I have the integral:
$$ \Phi(\alpha)=\int\limits_{1}^{2\alpha}\frac{\cos(2\alpha x^3)}{x}\,\mathrm{d}x \tag{1}$$
Have to find $\Phi'(\alpha)$ and calculate the integral then.
do I understand correctly that I should find $\frac{d\Phi}{d\alpha}$ first and get:
$$-\frac{1}{x}\sin(2\alpha x^3)\cdot2x^3$$
and then plug the answer in into the original integral and get:
$$-2\int\limits_{1}^{2\alpha}x^2\sin(2\alpha x^3)\,\mathrm{d} \tag{2}x$$
Now $(2)$ looks like this need to be taken by parts, but even with this knowledge I have no idea what to do regards $\alpha$
You did the first part great: $$I(a)=\int_{1}^{2a}\frac{\cos(2a x^3)}{x}dx\Rightarrow I'(a)=-2\int_1^{2a}x^2 \sin(2a x^3)dx$$ Now look that we have $x^3$ that buggs us inside the sine function, but also an $x^2$ that is almost the derivative of $x^3$. So indeed we can make the substitution of $x^3=t$ that will help us alot: $$I'(a)=-\frac23\int_1^{(2a)^3} \sin(2at)dt=\frac23\frac{ \cos (2at)}{2a}\bigg|_1^{(2a)^3}=\frac{\cos((2a)^4)-\cos(2a)}{3a}$$ Now in order to find the original integral we must integrate back with respect to $a$.

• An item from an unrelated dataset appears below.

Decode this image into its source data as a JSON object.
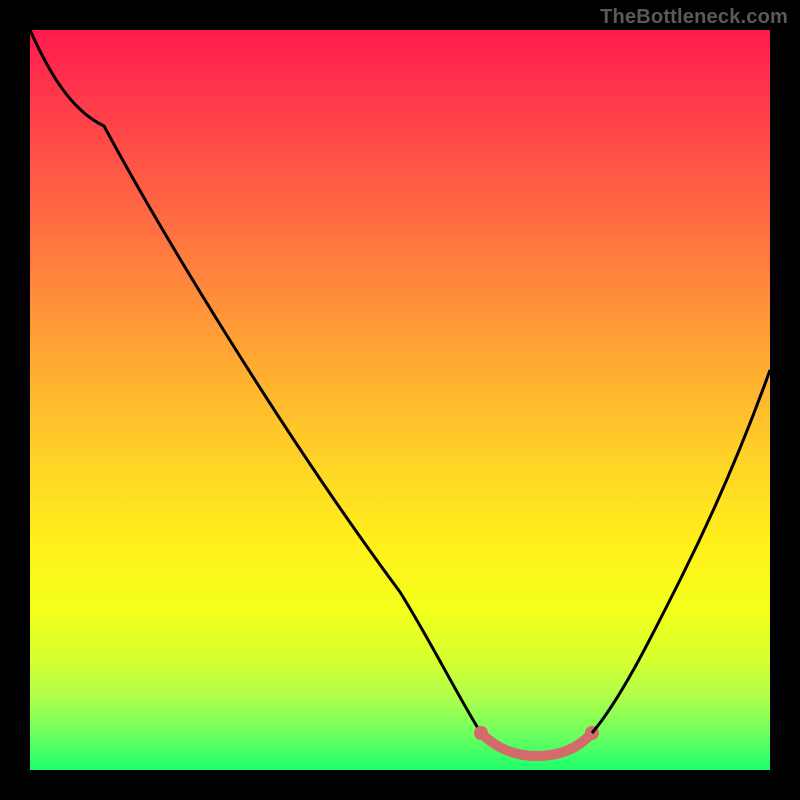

$$I(a)=\int \frac{\cos((2a)^4)-\cos(2a)}{3a}da\overset{2a=x}=\frac16 \int \frac{\cos (x^4)}{x}dx-\frac16 \int \frac{\cos x}{x}dx$$ And by using the cosine integral the second one is directly the representation of it. Also via the substitution $x^4=t$ we obtain the same integral again (like the second one, only by a factor of $\frac14$ different).
Yes it's not that nice (not even elementarry) and I wonder why was the request to take the derivative in the exercise, because we couldve used $x^3=t$ from the start then use the representation of cosine integral to arrive at the same thing.